I lived with Isaac for four years before he went away. In that time, he eventually got used to the baths he hated and the brushing he loathed. He’d sit forlornly as I brushed away tumbleweeds of fur. I was diligent about keeping him as dander-free as I could. See, I was severely allergic to Isaac. Two years after living with him I was hospitalized with a severe sinus infection that was exacerbated by the constant swelling in my sinuses from the allergies. I had surgeries and post-op infections, and put up with all of it. But then my youngest son started showing the same symptoms of being allergic to Isaac. The threat of another surgery for me was one thing, but not for my son. Isaac had no idea, but he was hurting his family. If he had known, he would have been horrified. As our sinuses swelled, this time from tears, Patrick and I made a decision no dog owner ever wants to make for their 12-year old dog.
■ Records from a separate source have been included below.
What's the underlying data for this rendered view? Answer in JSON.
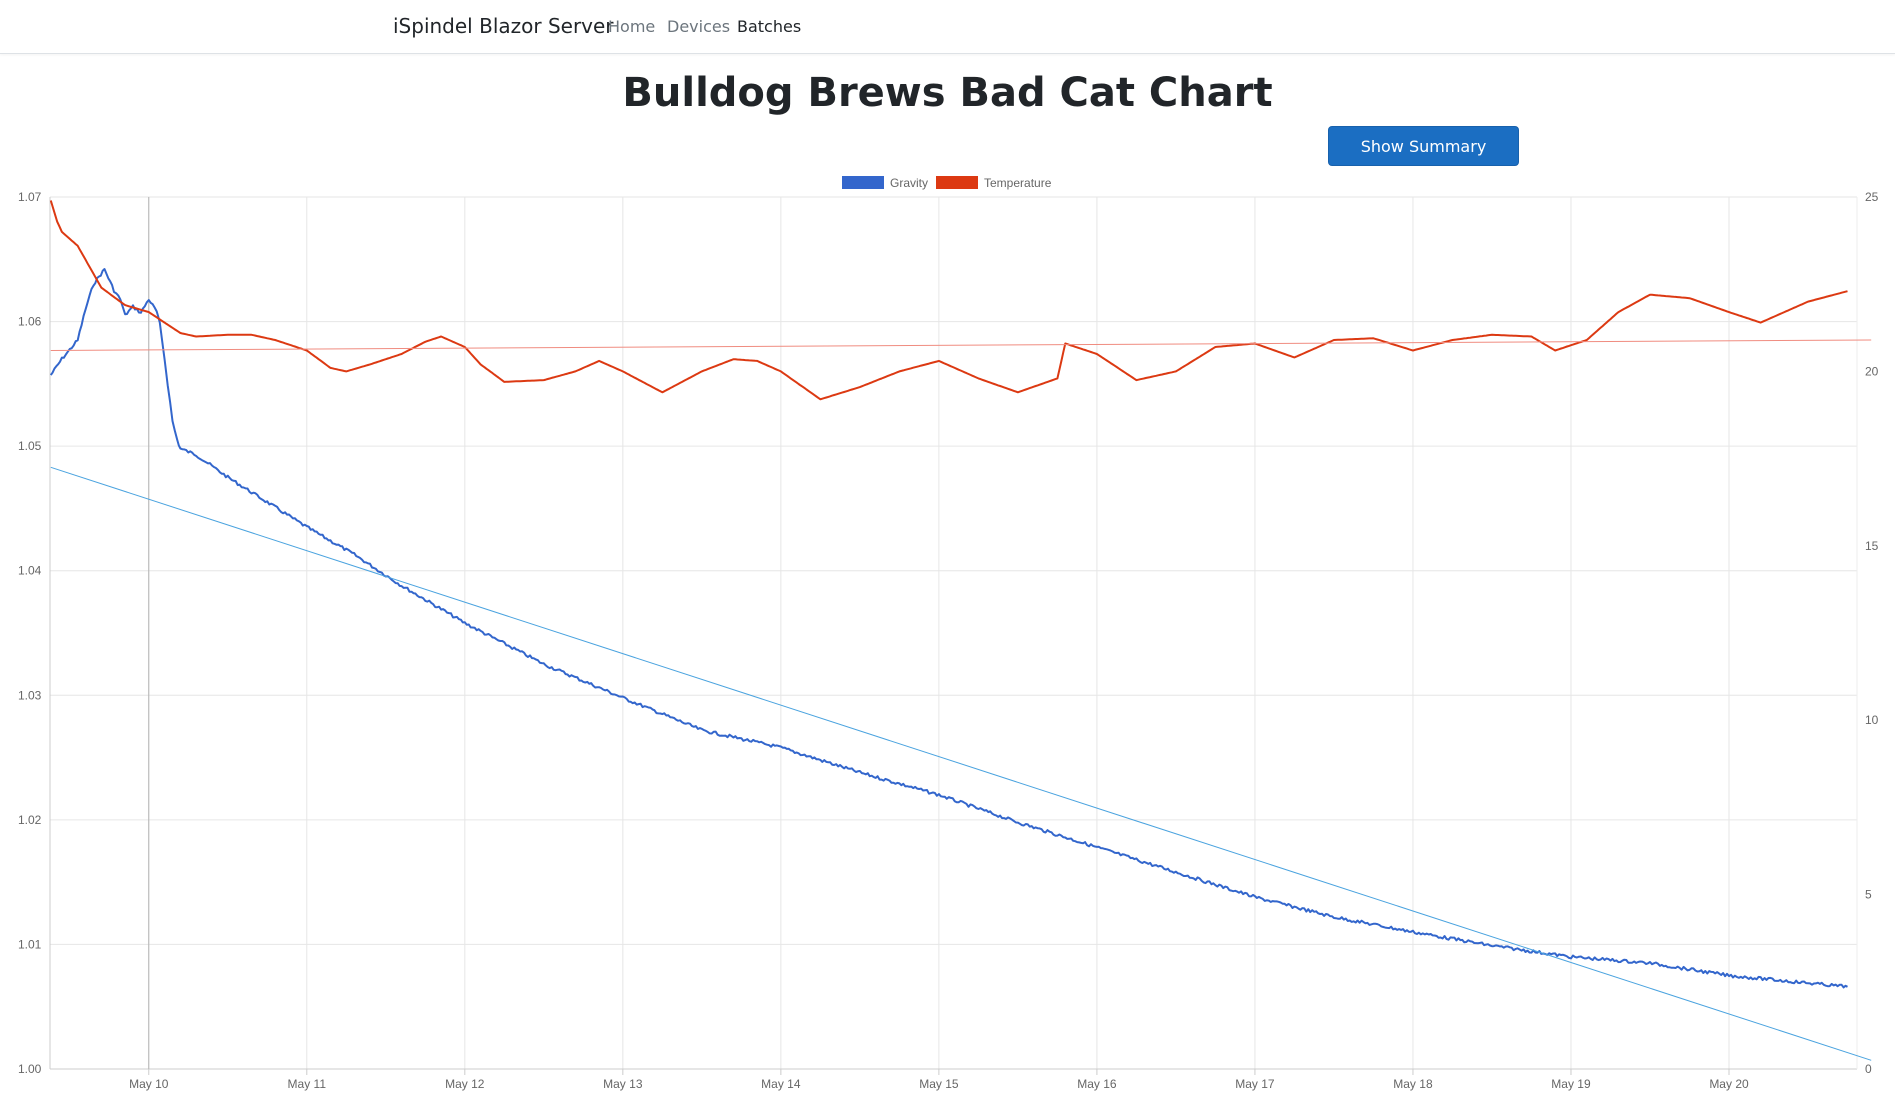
{
  "navbar": {
    "brand": "iSpindel Blazor Server",
    "links": [
      {
        "label": "Home",
        "active": false
      },
      {
        "label": "Devices",
        "active": false
      },
      {
        "label": "Batches",
        "active": true
      }
    ]
  },
  "page": {
    "title": "Bulldog Brews Bad Cat Chart",
    "show_summary_label": "Show Summary"
  },
  "chart_data": {
    "type": "line",
    "legend": {
      "position": "top",
      "items": [
        {
          "label": "Gravity",
          "color": "#3366cc"
        },
        {
          "label": "Temperature",
          "color": "#dc3912"
        }
      ]
    },
    "x_axis": {
      "type": "time",
      "range": [
        "May 9 15:00",
        "May 20 18:00"
      ],
      "tick_labels": [
        "May 10",
        "May 11",
        "May 12",
        "May 13",
        "May 14",
        "May 15",
        "May 16",
        "May 17",
        "May 18",
        "May 19",
        "May 20"
      ],
      "grid": true
    },
    "y_axis_left": {
      "ticks": [
        "1.00",
        "1.01",
        "1.02",
        "1.03",
        "1.04",
        "1.05",
        "1.06",
        "1.07"
      ],
      "range": [
        1.0,
        1.07
      ],
      "grid": true
    },
    "y_axis_right": {
      "ticks": [
        "0",
        "5",
        "10",
        "15",
        "20",
        "25"
      ],
      "range": [
        0,
        25
      ]
    },
    "series": [
      {
        "name": "Gravity",
        "axis": "left",
        "color": "#3366cc",
        "x": [
          9.38,
          9.45,
          9.55,
          9.6,
          9.65,
          9.72,
          9.78,
          9.82,
          9.85,
          9.9,
          9.95,
          10.0,
          10.05,
          10.07,
          10.1,
          10.12,
          10.15,
          10.18,
          10.2,
          10.3,
          10.5,
          10.75,
          11.0,
          11.3,
          11.6,
          12.0,
          12.5,
          13.0,
          13.5,
          14.0,
          14.5,
          15.0,
          15.5,
          16.0,
          16.5,
          17.0,
          17.5,
          18.0,
          18.5,
          19.0,
          19.5,
          20.0,
          20.5,
          20.75
        ],
        "y": [
          1.0557,
          1.057,
          1.0585,
          1.061,
          1.063,
          1.0642,
          1.0625,
          1.0618,
          1.0605,
          1.0612,
          1.0607,
          1.0618,
          1.0608,
          1.0598,
          1.057,
          1.055,
          1.052,
          1.0505,
          1.0498,
          1.0493,
          1.0475,
          1.0455,
          1.0435,
          1.0413,
          1.0388,
          1.0358,
          1.0325,
          1.0298,
          1.0272,
          1.0258,
          1.0238,
          1.022,
          1.0198,
          1.0178,
          1.0158,
          1.0138,
          1.0122,
          1.011,
          1.0099,
          1.009,
          1.0085,
          1.0075,
          1.0069,
          1.0066
        ]
      },
      {
        "name": "Temperature",
        "axis": "right",
        "color": "#dc3912",
        "x": [
          9.38,
          9.42,
          9.45,
          9.55,
          9.6,
          9.7,
          9.85,
          10.0,
          10.1,
          10.2,
          10.3,
          10.5,
          10.65,
          10.8,
          11.0,
          11.15,
          11.25,
          11.4,
          11.6,
          11.75,
          11.85,
          12.0,
          12.1,
          12.25,
          12.5,
          12.7,
          12.85,
          13.0,
          13.25,
          13.5,
          13.7,
          13.85,
          14.0,
          14.25,
          14.5,
          14.75,
          15.0,
          15.25,
          15.5,
          15.75,
          15.8,
          16.0,
          16.25,
          16.5,
          16.75,
          17.0,
          17.25,
          17.5,
          17.75,
          18.0,
          18.25,
          18.5,
          18.75,
          18.9,
          19.1,
          19.3,
          19.5,
          19.75,
          20.0,
          20.2,
          20.35,
          20.5,
          20.75
        ],
        "y": [
          24.9,
          24.3,
          24.0,
          23.6,
          23.2,
          22.4,
          21.9,
          21.7,
          21.4,
          21.1,
          21.0,
          21.05,
          21.05,
          20.9,
          20.6,
          20.1,
          20.0,
          20.2,
          20.5,
          20.85,
          21.0,
          20.7,
          20.2,
          19.7,
          19.75,
          20.0,
          20.3,
          20.0,
          19.4,
          20.0,
          20.35,
          20.3,
          20.0,
          19.2,
          19.55,
          20.0,
          20.3,
          19.8,
          19.4,
          19.8,
          20.8,
          20.5,
          19.75,
          20.0,
          20.7,
          20.8,
          20.4,
          20.9,
          20.95,
          20.6,
          20.9,
          21.05,
          21.0,
          20.6,
          20.9,
          21.7,
          22.2,
          22.1,
          21.7,
          21.4,
          21.7,
          22.0,
          22.3
        ]
      },
      {
        "name": "",
        "axis": "left",
        "color": "#4aa3df",
        "style": "trendline",
        "x": [
          9.38,
          20.9
        ],
        "y": [
          1.0483,
          1.0007
        ]
      },
      {
        "name": "",
        "axis": "right",
        "color": "#f08c80",
        "style": "trendline",
        "x": [
          9.38,
          20.9
        ],
        "y": [
          20.6,
          20.9
        ]
      }
    ],
    "crosshair_x": 10.0
  }
}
We had to find Isaac a new home.
The two ladies from the beagle rescue called “Senior Hounds Abound” lectured me about treating my dog like he’s disposable and told my husband he should find a new girl instead of give up his dog. I didn’t tell them about the PICC lines and the ICU and the months of antibiotics and pain. I just thanked them for the wonderful thing they did and swallowed back tears I didn’t expect, the heartbreak of my favorite asshole being gone from my life. I knelt down, nose-to-nose with this rascally, loyal, protective, beautiful beagle and kissed his snout. Betraying him in a way he would never betray us. He winked at me, a coincidence that felt too real to be an accident and I sobbed. I’d no longer worry about my undies, or my pork butt, or open doors, or allergies. Thank goodness I could give the vacuum a rest and stop ODing on Benadryl. Isaac was an asshole. I miss him so much.